大学の講義中、ふと思った。
これって意味あるのかなって。
だって、私が目の前で受けている授業は美術史だ。
美術史の授業を受けているからといって私が描く美術を専攻しているわけじゃない。私が属しているのは国際文化学部という、いわゆる、あらゆる世界の文化を中心とした社会科系の学部で、その中で私が専攻しているゼミが西洋美術史なのだ。だから、自然と美術に関した授業が多くなる。私自身、多少の興味があって選んだ大学とゼミだから授業は楽しい。
楽しいんだけど…………これって役に立つ?
だって考えてみて?
もしよ? もし、私がフィラディアルにもう一度行けたとしたら……
ううん、“もし”何て言ったらきっとリシェルに怒られちゃうね。
―――言い直します。私が今度フィラディアルに行った時この知識って役に立つのかな?
そりゃあ、正直言うと、すっごく楽しかったよ。
やっぱり、フィラディアルってこっちでいう中世ヨーロッパが一番近いせいか絵画や彫刻も似てる部分がたくさんあったし。

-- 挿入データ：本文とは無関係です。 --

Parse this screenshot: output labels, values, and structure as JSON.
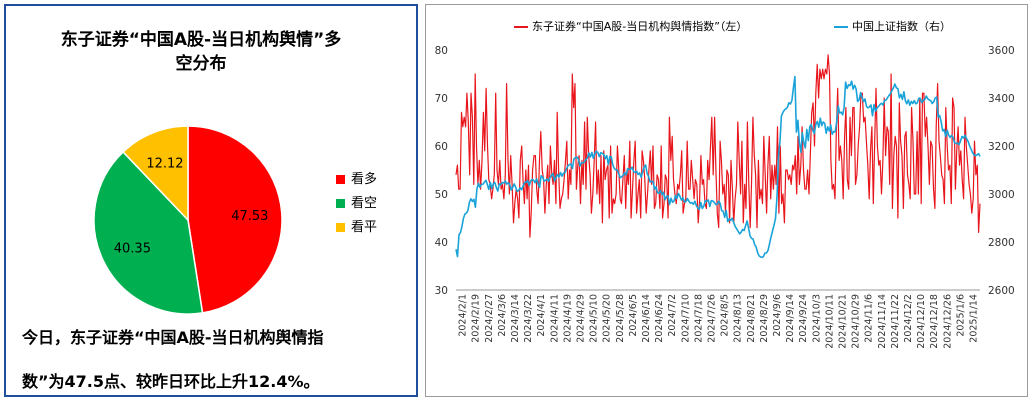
{
  "pie_panel": {
    "title_line1": "东子证券“中国A股-当日机构舆情”多",
    "title_line2": "空分布",
    "caption_line1": "今日，东子证券“中国A股-当日机构舆情指",
    "caption_line2": "数”为47.5点、较昨日环比上升12.4%。"
  },
  "chart_data": [
    {
      "type": "pie",
      "title": "东子证券“中国A股-当日机构舆情”多空分布",
      "slices": [
        {
          "label": "看多",
          "value": 47.53,
          "color": "#ff0000"
        },
        {
          "label": "看空",
          "value": 40.35,
          "color": "#00b050"
        },
        {
          "label": "看平",
          "value": 12.12,
          "color": "#ffc000"
        }
      ],
      "legend_position": "right"
    },
    {
      "type": "line",
      "series": [
        {
          "name": "东子证券“中国A股-当日机构舆情指数”（左）",
          "axis": "left",
          "color": "#e8161c",
          "values": [
            54,
            56,
            51,
            51,
            67,
            64,
            66,
            64,
            71,
            65,
            54,
            71,
            66,
            52,
            75,
            60,
            52,
            57,
            51,
            57,
            67,
            59,
            72,
            60,
            53,
            52,
            49,
            51,
            54,
            71,
            55,
            52,
            57,
            51,
            52,
            49,
            54,
            73,
            57,
            50,
            58,
            52,
            44,
            48,
            51,
            49,
            45,
            57,
            60,
            53,
            48,
            55,
            49,
            56,
            41,
            46,
            55,
            58,
            58,
            51,
            48,
            57,
            63,
            55,
            53,
            46,
            52,
            56,
            48,
            60,
            54,
            52,
            57,
            48,
            67,
            55,
            47,
            49,
            50,
            53,
            57,
            61,
            49,
            55,
            52,
            75,
            68,
            73,
            51,
            56,
            58,
            48,
            57,
            52,
            65,
            51,
            66,
            58,
            54,
            46,
            50,
            57,
            65,
            50,
            55,
            48,
            58,
            44,
            59,
            53,
            55,
            56,
            45,
            60,
            46,
            49,
            48,
            50,
            60,
            55,
            49,
            48,
            53,
            58,
            47,
            55,
            52,
            61,
            45,
            51,
            57,
            61,
            46,
            50,
            53,
            45,
            59,
            57,
            53,
            46,
            50,
            55,
            59,
            52,
            60,
            47,
            48,
            54,
            53,
            47,
            60,
            45,
            48,
            54,
            53,
            45,
            66,
            57,
            62,
            53,
            50,
            48,
            52,
            51,
            54,
            59,
            46,
            48,
            49,
            61,
            51,
            51,
            57,
            53,
            49,
            53,
            52,
            44,
            48,
            58,
            52,
            53,
            48,
            47,
            57,
            53,
            60,
            66,
            54,
            66,
            55,
            46,
            43,
            61,
            57,
            50,
            52,
            46,
            55,
            54,
            44,
            57,
            51,
            44,
            49,
            52,
            65,
            57,
            50,
            61,
            44,
            52,
            47,
            65,
            52,
            43,
            52,
            66,
            58,
            54,
            43,
            57,
            49,
            51,
            48,
            62,
            54,
            46,
            56,
            62,
            49,
            56,
            51,
            56,
            52,
            64,
            46,
            60,
            48,
            50,
            44,
            55,
            55,
            53,
            54,
            52,
            56,
            55,
            58,
            50,
            62,
            52,
            56,
            64,
            55,
            51,
            51,
            55,
            50,
            58,
            67,
            69,
            60,
            71,
            77,
            70,
            76,
            74,
            76,
            74,
            76,
            75,
            79,
            75,
            57,
            51,
            52,
            49,
            63,
            72,
            57,
            60,
            57,
            49,
            62,
            68,
            53,
            51,
            66,
            58,
            68,
            68,
            52,
            54,
            60,
            64,
            71,
            71,
            65,
            66,
            61,
            56,
            49,
            59,
            64,
            48,
            61,
            72,
            60,
            56,
            57,
            50,
            57,
            70,
            58,
            64,
            63,
            52,
            75,
            47,
            58,
            62,
            60,
            45,
            69,
            61,
            58,
            47,
            62,
            63,
            54,
            52,
            49,
            68,
            61,
            50,
            50,
            63,
            50,
            70,
            48,
            71,
            71,
            62,
            66,
            60,
            52,
            61,
            60,
            51,
            47,
            64,
            73,
            61,
            58,
            54,
            53,
            48,
            68,
            60,
            55,
            56,
            48,
            70,
            68,
            51,
            59,
            64,
            56,
            59,
            53,
            49,
            66,
            60,
            56,
            52,
            50,
            46,
            49,
            61,
            54,
            56,
            42,
            48
          ]
        },
        {
          "name": "中国上证指数（右）",
          "axis": "right",
          "color": "#1aa3d9",
          "values": [
            2770,
            2739,
            2830,
            2840,
            2866,
            2900,
            2917,
            2921,
            2931,
            2965,
            2980,
            2969,
            2978,
            2945,
            3020,
            3044,
            3028,
            3040,
            3041,
            3049,
            3057,
            3039,
            3019,
            3048,
            3023,
            3043,
            3048,
            3028,
            3012,
            3042,
            3039,
            3048,
            3046,
            3054,
            3041,
            3047,
            3040,
            3017,
            3028,
            3042,
            3028,
            3011,
            3015,
            3026,
            3018,
            3035,
            3048,
            3049,
            3056,
            3035,
            3054,
            3061,
            3058,
            3047,
            3063,
            3042,
            3028,
            3076,
            3071,
            3054,
            3057,
            3062,
            3053,
            3069,
            3078,
            3085,
            3054,
            3069,
            3081,
            3071,
            3089,
            3074,
            3087,
            3089,
            3105,
            3117,
            3123,
            3125,
            3106,
            3146,
            3151,
            3154,
            3146,
            3116,
            3131,
            3130,
            3133,
            3143,
            3151,
            3171,
            3154,
            3173,
            3149,
            3167,
            3178,
            3173,
            3156,
            3172,
            3169,
            3164,
            3147,
            3160,
            3123,
            3156,
            3155,
            3121,
            3107,
            3101,
            3100,
            3085,
            3068,
            3072,
            3078,
            3090,
            3079,
            3106,
            3102,
            3103,
            3112,
            3093,
            3090,
            3095,
            3081,
            3088,
            3070,
            3091,
            3111,
            3121,
            3086,
            3072,
            3050,
            3053,
            3051,
            3020,
            3030,
            3005,
            3003,
            3014,
            2998,
            3007,
            2976,
            2990,
            2992,
            2956,
            2982,
            2966,
            2970,
            2994,
            2981,
            3002,
            2991,
            2975,
            2984,
            2967,
            2968,
            2981,
            2970,
            2962,
            2964,
            2957,
            2970,
            2951,
            2942,
            2936,
            2965,
            2940,
            2950,
            2972,
            2969,
            2975,
            2948,
            2972,
            2971,
            2965,
            2956,
            2958,
            2970,
            2960,
            2930,
            2928,
            2903,
            2931,
            2885,
            2897,
            2890,
            2899,
            2881,
            2865,
            2855,
            2844,
            2834,
            2841,
            2852,
            2848,
            2868,
            2888,
            2857,
            2825,
            2815,
            2812,
            2790,
            2780,
            2756,
            2742,
            2738,
            2736,
            2740,
            2754,
            2754,
            2765,
            2792,
            2821,
            2846,
            2870,
            2898,
            2987,
            3161,
            3220,
            3325,
            3340,
            3350,
            3355,
            3361,
            3380,
            3375,
            3390,
            3442,
            3489,
            3258,
            3307,
            3212,
            3174,
            3255,
            3217,
            3192,
            3269,
            3223,
            3281,
            3290,
            3265,
            3252,
            3290,
            3302,
            3278,
            3316,
            3285,
            3300,
            3294,
            3253,
            3280,
            3263,
            3288,
            3249,
            3260,
            3259,
            3301,
            3367,
            3337,
            3341,
            3330,
            3361,
            3466,
            3440,
            3455,
            3452,
            3470,
            3437,
            3453,
            3438,
            3386,
            3392,
            3422,
            3402,
            3385,
            3396,
            3365,
            3359,
            3363,
            3371,
            3326,
            3373,
            3345,
            3358,
            3365,
            3373,
            3378,
            3371,
            3390,
            3391,
            3400,
            3410,
            3418,
            3431,
            3443,
            3458,
            3442,
            3439,
            3401,
            3415,
            3394,
            3426,
            3388,
            3376,
            3392,
            3370,
            3386,
            3377,
            3389,
            3376,
            3380,
            3399,
            3398,
            3381,
            3391,
            3394,
            3408,
            3397,
            3392,
            3389,
            3377,
            3384,
            3400,
            3404,
            3321,
            3327,
            3300,
            3263,
            3269,
            3240,
            3266,
            3246,
            3236,
            3244,
            3235,
            3213,
            3211,
            3212,
            3206,
            3222,
            3240,
            3233,
            3245,
            3231,
            3219,
            3202,
            3187,
            3173,
            3163,
            3160,
            3163,
            3168,
            3157
          ]
        }
      ],
      "yleft": {
        "lim": [
          30,
          80
        ],
        "ticks": [
          30,
          40,
          50,
          60,
          70,
          80
        ]
      },
      "yright": {
        "lim": [
          2600,
          3600
        ],
        "ticks": [
          2600,
          2800,
          3000,
          3200,
          3400,
          3600
        ]
      },
      "x_tick_labels": [
        "2024/2/1",
        "2024/2/19",
        "2024/2/27",
        "2024/3/6",
        "2024/3/14",
        "2024/3/22",
        "2024/4/1",
        "2024/4/11",
        "2024/4/19",
        "2024/4/29",
        "2024/5/10",
        "2024/5/20",
        "2024/5/28",
        "2024/6/5",
        "2024/6/14",
        "2024/6/24",
        "2024/7/2",
        "2024/7/10",
        "2024/7/18",
        "2024/7/26",
        "2024/8/5",
        "2024/8/13",
        "2024/8/21",
        "2024/8/29",
        "2024/9/6",
        "2024/9/14",
        "2024/9/24",
        "2024/10/3",
        "2024/10/11",
        "2024/10/21",
        "2024/10/29",
        "2024/11/6",
        "2024/11/14",
        "2024/11/22",
        "2024/12/2",
        "2024/12/10",
        "2024/12/18",
        "2024/12/26",
        "2025/1/6",
        "2025/1/14"
      ],
      "grid": false,
      "legend_position": "top"
    }
  ]
}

私が住んでる町はそんなに大きくないから美術館なんてものないし、大学がある市内の美術館にも有名な画家の絵なんてほとんど来ない。
だから、フィラディアルで巨大な宮廷画を見た時、本物ってこんなに色彩が鮮やかなんだって、筆の木目細かな質感に、輪郭線が一切無いスフマート(ぼかしの技法の一つね)、授業で習ってきた技法や要素が実際に取り入れられてるのを発見していちいち感動してた。
王様がこの絵はどういう時に描かれたものだとか、これは神話の場面のどういう場面だとか、一つ一つ説明してくれて、そのどれもが面白かった。
だけど、思うんだ。
このままじゃ私、役に立てない。
襲われそうになってリシェルが庇ってくれた時も私は足がすくんで何もできなかった。
ランスリーフェン侯爵が刺されて倒れた時だって何もすることができなかった。
それどころか、あの直後は恐くて王様にすがってしまった。
何とか立ち直れたのはリシェルを励まさないと、と怯える自分を叱咤したから。
だけど結局あの時私にできたのは何一つない。
「私、医学生だったらよかったなぁ~」
そしたら、誰かが病気になった時、怪我をした時に役に立てるでしょう?
そんなこと起こって欲しくはないけど、もし起こってしまった時、対処できる方法があったらどんなに心強いだろうか。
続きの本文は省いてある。